В 1912–1920-х годах Достоевского наконец издали – появился перевод полного собрания сочинений писателя, выполненный Констанс Гарнетт. Предваряя его выход, Эдвард Гарнетт обратился к читателям «Экедеми» с коротким эссе о Достоевском. «Современное поколение, – писал он, – не знает произведений Достоевского. Тем хуже для этого поколения»[25]
. Причину его долгого игнорирования Гарнетт объяснил «страхом перед мрачной тематикой». В отличие от писателей и критиков 1880–1910 годов, мотивировавших интерес к Достоевскому загадочными проявлениями «русской души», он высоко оценил его как психолога. Такой подход к нему совпал с характером литературных поисков модернистов и стал одной из причин их обращения к Достоевскому.Выход собрания сочинений Достоевского в Англии стал культурным событием с сопутствующими ему философскими диспутами, публичными высказываниями. Словно выражая благодарные чувства многих писателей, К. Мэнсфилд (1888–1923) писала К. Гарнетт в 1921 году: «Мы так вам обязаны, что сами еще не в состоянии это осознать. Эти книги… переменили наши жизни»[26]
.Теперь Достоевского стали читать и у него искали ответы на «проклятые» вопросы. Новый мир, пришедший с Достоевским, помогал английской интеллигенции понять себя и даже более того – «менял ее характер»[27]
.В появившейся в эти годы книге профессора-слависта Янко Лаврина «Творчество Достоевского-психолога» (Dostoevsky and his Creation, 1920) дана его оценка как величайшего психолога: «Суть и значение творений писателя могут быть поняты не столько благодаря общепринятым этическим меркам, сколько глубине проникновения в психологию, лежащую в основе внутренней драмы его искусства»[28]
. Его психологизм, по словам Лаврина, «идет не из психологического любопытства, не из пустого стремления выразить переживания человека, характерного для большинства современных писателей, а из необходимости, сильнейшей внутренней потребности, перед которой он не мог устоять. Глубоко проникнув в таинственное «подполье», он достиг той черты человеческого бытия, за которой могло произойти либо полное самоуничтожение, либо полное обновление. И он смог направить трудноразрешимые вопросы бытия в «психологическое» русло… и из него по-новому высветил религиозные проблемы, восстав против всеобъемлющего «научного» подхода к ним, опасного как для настоящей религии, так и для настоящей науки»[29].Указывая на «великий синтез этики, эстетики, психологии, философии и религии» в произведениях Достоевского, Лаврин отмечает, что тем самым писатель «нарушил пропорцию в изображении внутренней жизни героя и внешней событийности». Однако именно эта диспропорция придала его романам «такое внутреннее напряжение, которого нет ни в одном из произведений современных писателей»[30]

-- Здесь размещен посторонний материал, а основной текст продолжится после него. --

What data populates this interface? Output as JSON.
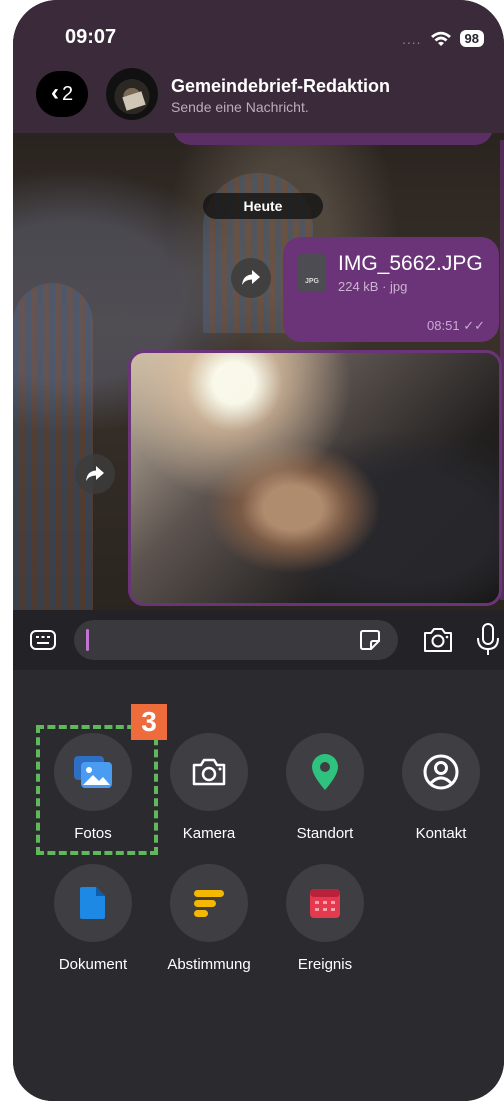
{
  "status_bar": {
    "time": "09:07",
    "signal": "....",
    "battery": "98"
  },
  "header": {
    "back_count": "2",
    "title": "Gemeindebrief-Redaktion",
    "subtitle": "Sende eine Nachricht."
  },
  "chat": {
    "date_separator": "Heute",
    "file_message": {
      "file_type_label": "JPG",
      "name": "IMG_5662.JPG",
      "meta": "224 kB · jpg",
      "time": "08:51",
      "read_marker": "✓✓"
    }
  },
  "composer": {
    "placeholder": ""
  },
  "attach_menu": {
    "annotation_badge": "3",
    "items": [
      {
        "label": "Fotos",
        "icon": "photos-icon",
        "color": "#3c8ee8"
      },
      {
        "label": "Kamera",
        "icon": "camera-icon",
        "color": "#ffffff"
      },
      {
        "label": "Standort",
        "icon": "location-pin-icon",
        "color": "#2ec27e"
      },
      {
        "label": "Kontakt",
        "icon": "contact-icon",
        "color": "#ffffff"
      },
      {
        "label": "Dokument",
        "icon": "document-icon",
        "color": "#1e88e5"
      },
      {
        "label": "Abstimmung",
        "icon": "poll-icon",
        "color": "#f5b800"
      },
      {
        "label": "Ereignis",
        "icon": "calendar-icon",
        "color": "#e53950"
      }
    ]
  },
  "colors": {
    "header": "#3b2a3a",
    "bubble": "#6b3479",
    "panel": "#2b2a2e",
    "highlight": "#5fb85a",
    "badge": "#ee6b3c"
  }
}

. Такого рода «психологизм, изображение «духовной драмы» Лаврин связывает с настоящим и будущим литературы.Автор монографии «Ф. Достоевский» (F. Dostoevsky, 1923) Дж. М. Марри принадлежит, как и Я. Лаврин, к поколению, становление которого пришлось на годы Первой мировой войны. «Мой жизненный опыт, – писал он, – заставил меня все больше углубляться в суть вещей, чтобы найти твердое основание для веры. Этим я был беспрерывно занят с 1918 года, и все мои книги появились благодаря именно этому»[31]
.Не забывать, не успокаиваться – таков для него нравственный урок войны, и потому «Бесам», направленным против своеволия личности, отводится едва ли не главное место в его книге. В ней без труда можно уловить то общее, что связывает искания Марри с Достоевским, – моральный пафос, а местами и мысли, ситуации, в которых оказываются герои его романов. Неслучайно во время работы над книгой Марри «преследовало странное ощущение, что он был не более чем секретарем, пишущим под чью-то диктовку»[32]
.Характеризуя мир трагических героев «Бесов», Марри называет его «миром символов и потенциальных возможностей, заложенных в безжизненных существах»[33]
. Единственный, кто, по словам критика, вызывает сочувствие – Шатов; в его убийстве Марри видит «оправдание смерти Ставрогина», идейного вдохновителя нигилизма. Высоко оценивая «Бесов», Марри между тем замечает: «Достоевский не был романистом в привычном понимании. К нему нельзя подходить с привычными мерками литературы и логики; он превзошел и ту, и другую», исходя из чего Марри неожиданно заключает: «Его искусство метафизично, каким не должно быть искусство»[34].